Weibliche Rache: hysterisch vs. heilsam
Das Genre der «Female Revenge» widersetzt sich nicht nur dem Tabu der weiblichen Gewalt. Es deckt auch auf, dass das Bedürfnis nach Rache für Frauen kaum vorgesehen ist in unserer Gesellschaft. Die Handvoll Rächerinnen, wie wir sie aus Streifen wie «Kill Bill» von Quentin Tarantino kennen, ändern nichts daran, dass die Frau als Rächerin nach wie vor irritiert.
Zwar werden unzählige Geschichten der antiken Mythologie, des Alten Testaments und so gut wie jeder Western durch das Motiv der Rache angestossen. Reserviert ist der Wunsch nach Rache aber fast ausschliesslich für männliche Figuren.
Ist es für einmal eine Frau, die in solchen Erzählungen Rache ausübt, handelt es sich meistens um einen Akt der Hysterie. Die Geschichten von Frauen, die sich mit der Gerechtigkeit auf ihrer Seite selbstbewusst rächen, sind wir hingegen viel weniger gewohnt.
Man könnte annehmen, dass Frauen, denen Gewalt angetan wurde, den Wunsch verspüren, sich an ihrem Peiniger zu rächen. Dieses Bedürfnis wäre legitim.
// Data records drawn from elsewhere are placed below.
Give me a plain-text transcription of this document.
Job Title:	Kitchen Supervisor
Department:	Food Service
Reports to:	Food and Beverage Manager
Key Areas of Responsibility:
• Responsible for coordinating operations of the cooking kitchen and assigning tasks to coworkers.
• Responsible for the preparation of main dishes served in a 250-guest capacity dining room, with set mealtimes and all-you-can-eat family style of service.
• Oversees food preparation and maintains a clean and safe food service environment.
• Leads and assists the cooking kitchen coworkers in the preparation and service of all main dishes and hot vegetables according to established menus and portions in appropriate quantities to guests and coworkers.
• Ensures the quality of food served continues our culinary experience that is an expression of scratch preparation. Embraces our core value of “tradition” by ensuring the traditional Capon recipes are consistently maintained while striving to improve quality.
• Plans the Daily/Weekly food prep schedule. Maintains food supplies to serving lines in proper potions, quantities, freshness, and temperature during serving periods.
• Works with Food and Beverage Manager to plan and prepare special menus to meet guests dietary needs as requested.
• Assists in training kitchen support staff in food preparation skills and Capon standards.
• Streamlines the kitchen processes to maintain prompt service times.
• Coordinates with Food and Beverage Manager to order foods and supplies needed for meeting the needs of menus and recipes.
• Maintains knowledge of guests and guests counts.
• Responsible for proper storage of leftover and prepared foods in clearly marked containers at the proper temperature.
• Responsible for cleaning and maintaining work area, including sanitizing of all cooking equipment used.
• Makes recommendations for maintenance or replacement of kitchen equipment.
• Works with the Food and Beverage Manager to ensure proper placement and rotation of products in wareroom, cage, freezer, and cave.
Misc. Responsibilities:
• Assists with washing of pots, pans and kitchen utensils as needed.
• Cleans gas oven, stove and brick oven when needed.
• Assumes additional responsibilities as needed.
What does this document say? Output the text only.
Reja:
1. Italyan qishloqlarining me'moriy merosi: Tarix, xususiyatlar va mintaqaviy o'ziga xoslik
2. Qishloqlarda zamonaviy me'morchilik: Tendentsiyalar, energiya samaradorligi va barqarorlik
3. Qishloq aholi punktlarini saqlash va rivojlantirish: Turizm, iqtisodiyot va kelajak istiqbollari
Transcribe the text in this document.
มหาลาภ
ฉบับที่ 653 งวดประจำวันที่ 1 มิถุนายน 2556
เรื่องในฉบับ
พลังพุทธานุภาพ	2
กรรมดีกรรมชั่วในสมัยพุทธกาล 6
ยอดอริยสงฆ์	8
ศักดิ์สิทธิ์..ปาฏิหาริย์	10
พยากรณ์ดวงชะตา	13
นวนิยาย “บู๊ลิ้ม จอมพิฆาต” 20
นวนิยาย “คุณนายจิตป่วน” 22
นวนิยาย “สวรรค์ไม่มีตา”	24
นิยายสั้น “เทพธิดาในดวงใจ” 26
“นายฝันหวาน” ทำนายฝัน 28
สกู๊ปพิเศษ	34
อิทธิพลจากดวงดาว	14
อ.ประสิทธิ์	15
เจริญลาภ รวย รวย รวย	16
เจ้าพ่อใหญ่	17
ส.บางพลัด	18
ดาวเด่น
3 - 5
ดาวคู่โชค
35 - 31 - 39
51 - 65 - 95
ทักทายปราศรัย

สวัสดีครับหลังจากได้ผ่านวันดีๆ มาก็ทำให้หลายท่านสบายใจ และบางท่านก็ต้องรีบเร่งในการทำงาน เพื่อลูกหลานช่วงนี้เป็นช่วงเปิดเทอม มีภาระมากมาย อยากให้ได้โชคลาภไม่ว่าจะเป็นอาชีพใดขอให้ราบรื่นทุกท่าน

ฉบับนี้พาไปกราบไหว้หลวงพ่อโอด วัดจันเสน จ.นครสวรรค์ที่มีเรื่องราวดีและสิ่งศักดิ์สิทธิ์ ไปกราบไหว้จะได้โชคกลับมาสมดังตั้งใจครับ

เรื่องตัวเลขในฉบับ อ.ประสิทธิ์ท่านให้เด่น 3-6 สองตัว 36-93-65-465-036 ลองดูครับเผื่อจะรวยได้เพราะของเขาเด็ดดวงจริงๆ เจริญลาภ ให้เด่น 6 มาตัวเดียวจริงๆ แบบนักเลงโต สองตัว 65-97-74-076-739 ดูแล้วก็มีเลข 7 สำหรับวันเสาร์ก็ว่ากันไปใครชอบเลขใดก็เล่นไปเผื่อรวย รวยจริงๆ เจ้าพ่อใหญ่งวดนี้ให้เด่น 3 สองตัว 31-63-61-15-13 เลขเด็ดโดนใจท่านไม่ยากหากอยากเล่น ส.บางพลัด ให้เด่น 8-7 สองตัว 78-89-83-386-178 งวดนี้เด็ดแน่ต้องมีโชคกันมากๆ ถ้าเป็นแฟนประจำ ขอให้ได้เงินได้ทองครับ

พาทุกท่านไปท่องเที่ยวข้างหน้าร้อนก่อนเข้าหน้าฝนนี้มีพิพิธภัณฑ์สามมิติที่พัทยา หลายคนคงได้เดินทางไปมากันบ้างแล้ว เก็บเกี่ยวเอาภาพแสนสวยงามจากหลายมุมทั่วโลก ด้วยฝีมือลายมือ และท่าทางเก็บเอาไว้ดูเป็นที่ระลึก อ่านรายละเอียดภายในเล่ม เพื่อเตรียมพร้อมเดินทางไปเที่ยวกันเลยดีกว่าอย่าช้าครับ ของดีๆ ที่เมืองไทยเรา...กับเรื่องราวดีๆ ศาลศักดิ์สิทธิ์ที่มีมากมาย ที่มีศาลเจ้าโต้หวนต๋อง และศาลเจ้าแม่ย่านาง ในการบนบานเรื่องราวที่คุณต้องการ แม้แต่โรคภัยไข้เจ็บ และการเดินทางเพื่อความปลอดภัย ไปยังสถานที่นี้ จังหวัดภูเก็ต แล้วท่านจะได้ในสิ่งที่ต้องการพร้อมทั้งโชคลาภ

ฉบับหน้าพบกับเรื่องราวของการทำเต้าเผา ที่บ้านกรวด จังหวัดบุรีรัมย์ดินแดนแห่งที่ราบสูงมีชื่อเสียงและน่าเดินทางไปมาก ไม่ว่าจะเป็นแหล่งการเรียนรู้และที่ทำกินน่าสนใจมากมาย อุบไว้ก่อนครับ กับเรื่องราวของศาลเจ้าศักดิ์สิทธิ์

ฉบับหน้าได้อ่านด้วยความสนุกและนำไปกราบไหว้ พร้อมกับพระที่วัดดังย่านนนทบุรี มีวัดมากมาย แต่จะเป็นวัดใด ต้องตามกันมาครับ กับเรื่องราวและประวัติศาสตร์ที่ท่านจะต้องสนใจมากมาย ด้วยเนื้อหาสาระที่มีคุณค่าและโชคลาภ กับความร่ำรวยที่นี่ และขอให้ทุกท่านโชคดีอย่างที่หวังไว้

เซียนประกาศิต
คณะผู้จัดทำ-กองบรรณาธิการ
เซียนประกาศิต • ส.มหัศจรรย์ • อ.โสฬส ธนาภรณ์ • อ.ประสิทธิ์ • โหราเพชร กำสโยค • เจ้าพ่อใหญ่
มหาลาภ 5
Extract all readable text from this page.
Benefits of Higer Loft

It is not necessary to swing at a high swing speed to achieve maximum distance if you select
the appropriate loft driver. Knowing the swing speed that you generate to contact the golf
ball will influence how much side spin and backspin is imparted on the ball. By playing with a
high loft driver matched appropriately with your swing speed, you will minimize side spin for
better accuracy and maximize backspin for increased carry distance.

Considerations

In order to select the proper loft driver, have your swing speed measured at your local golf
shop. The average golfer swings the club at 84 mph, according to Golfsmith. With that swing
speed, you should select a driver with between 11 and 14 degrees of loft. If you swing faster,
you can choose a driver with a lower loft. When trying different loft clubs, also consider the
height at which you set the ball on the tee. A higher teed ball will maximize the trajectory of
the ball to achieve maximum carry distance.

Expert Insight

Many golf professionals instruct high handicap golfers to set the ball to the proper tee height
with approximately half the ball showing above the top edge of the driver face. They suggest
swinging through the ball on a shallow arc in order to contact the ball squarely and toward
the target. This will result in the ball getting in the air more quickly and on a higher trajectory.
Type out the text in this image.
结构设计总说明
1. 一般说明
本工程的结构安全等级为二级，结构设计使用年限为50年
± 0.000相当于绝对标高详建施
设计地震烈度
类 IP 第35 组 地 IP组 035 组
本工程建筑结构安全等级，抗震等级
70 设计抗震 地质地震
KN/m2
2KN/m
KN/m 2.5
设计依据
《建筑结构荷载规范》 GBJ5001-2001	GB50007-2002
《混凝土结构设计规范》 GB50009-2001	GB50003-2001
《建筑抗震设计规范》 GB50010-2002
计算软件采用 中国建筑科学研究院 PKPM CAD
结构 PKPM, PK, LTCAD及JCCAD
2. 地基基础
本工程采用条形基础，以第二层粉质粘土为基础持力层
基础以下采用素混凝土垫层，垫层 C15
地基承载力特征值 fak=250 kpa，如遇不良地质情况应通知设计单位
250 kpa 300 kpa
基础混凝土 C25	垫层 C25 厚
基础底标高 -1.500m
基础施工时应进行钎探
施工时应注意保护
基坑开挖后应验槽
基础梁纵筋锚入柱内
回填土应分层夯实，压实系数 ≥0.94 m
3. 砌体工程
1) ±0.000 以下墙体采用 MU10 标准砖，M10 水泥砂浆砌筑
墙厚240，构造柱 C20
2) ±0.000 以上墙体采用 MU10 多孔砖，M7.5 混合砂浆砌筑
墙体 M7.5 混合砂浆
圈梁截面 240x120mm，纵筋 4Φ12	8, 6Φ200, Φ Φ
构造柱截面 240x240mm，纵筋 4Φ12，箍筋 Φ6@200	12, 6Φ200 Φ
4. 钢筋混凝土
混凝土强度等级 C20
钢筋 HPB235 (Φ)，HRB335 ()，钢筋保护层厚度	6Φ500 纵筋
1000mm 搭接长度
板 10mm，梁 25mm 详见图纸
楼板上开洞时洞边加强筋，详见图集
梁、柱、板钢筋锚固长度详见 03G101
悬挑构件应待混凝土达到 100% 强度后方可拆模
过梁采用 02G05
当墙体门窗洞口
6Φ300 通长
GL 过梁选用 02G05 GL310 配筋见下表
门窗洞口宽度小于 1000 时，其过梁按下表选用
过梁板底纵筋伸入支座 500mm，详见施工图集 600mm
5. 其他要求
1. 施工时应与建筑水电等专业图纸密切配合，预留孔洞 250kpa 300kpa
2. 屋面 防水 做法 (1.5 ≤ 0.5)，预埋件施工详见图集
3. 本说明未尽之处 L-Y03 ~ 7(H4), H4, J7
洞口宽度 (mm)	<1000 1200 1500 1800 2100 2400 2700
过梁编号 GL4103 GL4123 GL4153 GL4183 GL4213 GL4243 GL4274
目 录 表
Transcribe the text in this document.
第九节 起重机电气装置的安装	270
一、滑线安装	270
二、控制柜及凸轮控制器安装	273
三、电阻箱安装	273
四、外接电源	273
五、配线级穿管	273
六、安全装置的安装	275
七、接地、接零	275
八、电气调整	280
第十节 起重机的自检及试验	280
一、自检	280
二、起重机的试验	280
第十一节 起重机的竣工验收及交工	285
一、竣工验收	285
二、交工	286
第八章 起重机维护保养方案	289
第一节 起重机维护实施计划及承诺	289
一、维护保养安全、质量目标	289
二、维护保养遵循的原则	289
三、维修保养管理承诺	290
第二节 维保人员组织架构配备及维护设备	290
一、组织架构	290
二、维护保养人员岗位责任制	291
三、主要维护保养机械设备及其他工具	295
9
Aber die Realität sieht meist anders aus, weiss die Expertin für sexualisierte Gewalt Agota Lavoyer: «Gesellschaftlich ist es derart verpönt, Rache zu wollen oder wütend zu sein, dass die betroffenen Frauen diese Gedanken oft gar nicht zulassen und sich stattdessen schuldig fühlen für das, was passiert ist.»
Mehr Geschichten über selbstbestimmte weibliche Rächerinnen könnten helfen, das Selbstbewusstsein betroffener Frauen zu stärken, davon ist Eva Reisinger überzeugt: «Die Gedanken an Rache können heilsam sein, weil sie uns eine Form der Macht geben.»
Romcoms bagatellisieren Stalking
Auch für Agota Lavoyer steht ausser Frage, dass wir dringend neue Narrative brauchen, die Frauen Selbstermächtigung zusprechen und Gewalt und Morde an Frauen dezidiert als Problem darstellen. «Es wird völlig unterschätzt, wie viel Einfluss Filme und die Literatur auf die Narrative haben, die vorherrschen: über Geschlechter, über Stereotype und über sexualisierte und häusliche Gewalt.»
Dabei denkt Agota Lavoyer auch an vermeintlich harmlose Geschichten, wie romantische Komödien: «In diesen Filmen wird ein Stalking oft nicht als solches benannt, sondern als eine grosse Verknalltheit des Mannes.»
«Es wäre an der Zeit», so Agota Lavoyer, «dass Filme und Bücher diese Gewalt weder bagatellisieren noch romantisieren». Denn wenn häusliche Gewalt und Stalking als romantische oder lustige Geschichte verpackt werden, kann das auch unsere Wahrnehmung von Gewalttaten prägen.
Geschichten, gemacht für Männer
Bücher, Filme und Serien, die als Antwort auf sexualisierte Gewalt und Femizide neue Narrative schaffen, häufen sich. Sie bringen oft einen entlarvenden Perspektivenwechsel mit sich und sind gerade für männliche Jugendliche und Männer aufschlussreich.
Forschungen aus dem Ausland zeigen, dass sexistische, misogyne und patriarchale Glaubenssätze die Ursache dafür sind, wenn Männer gewalttätig werden gegenüber Frauen. Es sind Glaubenssätze, die in Erzählungen von Generation zu Generation reproduziert werden.
Eine Umkehrung solcher Erzählungen ist darum notwendig. So wie sie Eva Reisinger mit «Männer töten» vollführt, damit weder mordende Männer noch getötete Frauen als Normalität wahrgenommen werden.